Der Oberste Gerichtshof hat als Revisionsgericht durch den Senatspräsidenten des Obersten Gerichtshofes Dr. Flick als Vorsitzenden und durch die Hofräte des Obersten Gerichtshofes Dr. Wurz, Dr. Warta, Dr. Egermann und Dr. Niederreiter als Richter in der Rechtssache der klagenden Partei Ingrid J***, Private, Innsbruck, Dorfgasse 30 d, vertreten durch Dr. Wilhelm Steidl, Rechtsanwalt in Innsbruck, wider die beklagte Partei R*** Ö***, vertreten durch die Finanzprokuratur, Wien 1., Singerstraße 17-19, wegen Wiederaufnahme des Verfahrens 6 Cg 99/82 des Landesgerichtes Innsbruck (Streitwert S 776.181,-- s.A.), infolge Revision der klagenden Partei gegen das Urteil des Oberlandesgerichtes Innsbruck als Berufungsgerichtes vom 4. März 1987, GZ. 3 R 16/87-22, womit infolge Berufung der klagenden Partei das Urteil des Landesgerichtes Innsbruck vom 31. Oktober 1986, GZ. 6 Cg 281/86-17, bestätigt wurde, in nichtöffentlicher Sitzung zu Recht erkannt:

Spruch

Der Revision wird nicht Folge gegeben.

Die klagende Partei ist schuldig, der beklagten Partei die mit S 15.052,90 bestimmten Kosten des Revisionsverfahrens binnen 14 Tagen zu ersetzen.

Text

Entscheidungsgründe:

Im Verfahren 6 Cg 99/82 des Landesgerichtes Innsbruck wurde die nunmehrige Klägerin schuldig erkannt, zugunsten der vollstreckbaren Abgabenforderung von S 776.181,--, die der nunmehr beklagten Partei gegen Dr. Manfred S*** zusteht, jegliche Exekution in die ihr gehörigen und mit dem Wohnungseigentum untrennbar verbundenen 64/2305 und 2/2305-Anteile an der Liegenschaft EZ 3891 II KG Hötting zu dulden.

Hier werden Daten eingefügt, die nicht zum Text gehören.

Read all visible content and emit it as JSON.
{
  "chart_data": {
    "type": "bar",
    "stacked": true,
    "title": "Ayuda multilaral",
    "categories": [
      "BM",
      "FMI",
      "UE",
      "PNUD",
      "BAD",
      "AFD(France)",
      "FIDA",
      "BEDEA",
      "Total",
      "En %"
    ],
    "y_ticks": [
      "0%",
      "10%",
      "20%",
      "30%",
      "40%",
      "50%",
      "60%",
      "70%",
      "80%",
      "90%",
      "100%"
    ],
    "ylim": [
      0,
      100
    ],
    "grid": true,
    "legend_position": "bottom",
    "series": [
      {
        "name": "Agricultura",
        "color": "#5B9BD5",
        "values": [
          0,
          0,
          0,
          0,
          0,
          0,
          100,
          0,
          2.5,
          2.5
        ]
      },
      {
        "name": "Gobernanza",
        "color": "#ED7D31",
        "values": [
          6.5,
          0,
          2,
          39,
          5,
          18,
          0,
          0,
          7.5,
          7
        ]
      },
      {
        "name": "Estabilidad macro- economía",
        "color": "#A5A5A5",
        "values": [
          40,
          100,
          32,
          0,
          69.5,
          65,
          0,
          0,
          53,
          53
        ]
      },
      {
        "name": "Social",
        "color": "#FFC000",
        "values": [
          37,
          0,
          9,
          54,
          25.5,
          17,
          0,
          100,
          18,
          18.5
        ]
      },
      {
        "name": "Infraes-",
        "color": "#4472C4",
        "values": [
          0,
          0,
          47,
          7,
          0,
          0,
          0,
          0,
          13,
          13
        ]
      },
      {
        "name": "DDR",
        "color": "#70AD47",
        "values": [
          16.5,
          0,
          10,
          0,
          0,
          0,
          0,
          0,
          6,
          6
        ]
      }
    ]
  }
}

Mit der am 16.8.1985 beim Erstgericht eingelangten Klage begehrt die Klägerin die Wiederaufnahme dieses Verfahrens, die Beseitigung der darin ergangenen Urteile sowie die Abweisung des dort erhobenen Begehrens und bringt vor, sie sei Beweismittel zu benützen in den Stand gesetzt worden, deren Benützung in früheren Verfahren eine ihr günstigere Entscheidung herbeigeführt hätte. Friedrich W***, der Steuerberater des Dr. Manfred S***, habe in früheren Verfahren keine Aussage machen können, weil er von Dr. Manfred S*** nicht von der Verschwiegenheitspflicht entbunden worden sei. Dr. S*** habe der Klägerin mit Schreiben vom 25.7.1985 mitgeteilt, daß er Friedrich W*** von der Verschwiegenheitspflicht nunmehr entbunden habe. Die Klägerin könne deshalb beweisen, daß Dr. S*** im Frühjahr 1981 neben anderen erheblichen Vermögenswerten über ausschließlich ihm gehöriges Bargeld von etwa S 860.000,-- verfügt habe; daß dieser Betrag im November 1981 auf ein Überbringersparbuch der S*** I*** eingelegt worden sei, dessen Guthaben sich im Jänner 1982 auf S 1,137.977,46 erhöht habe; daß aber Dr. S*** der Empfehlung seines Steuerberaters, mit diesen Mitteln seine Steuerverbindlichkeiten abzudecken, "aus prinzipiellen Erwägungen" keine Folge geleistet habe. Die Klägerin könne auch beweisen, daß der von ihr für die den Gegenstand des Rechtsstreites bildende Eigentumswohnung an Dr. Manfred S*** zu leistende Kaufpreis nur "offiziell" S 450.000,--, "inoffiziell" aber S 750.000,-- betragen habe, daß der Kauf dieser Wohnung bereits Mitte 1980 vereinbart worden sei und daß sie von den Verbindlichkeiten des Dr. Manfred S*** weder Kenntnis gehabt habe, noch hätte haben müssen. In demselben Schreiben vom 25.7.1985 habe Dr. Manfred S*** der Klägerin ferner mitgeteilt, daß auch Werner G*** von den dargestellten Tatsachen Kenntnis habe.

Die beklagte Partei beantragt die Zurückweisung, in eventu Abweisung der Wiederaufnahmsklage.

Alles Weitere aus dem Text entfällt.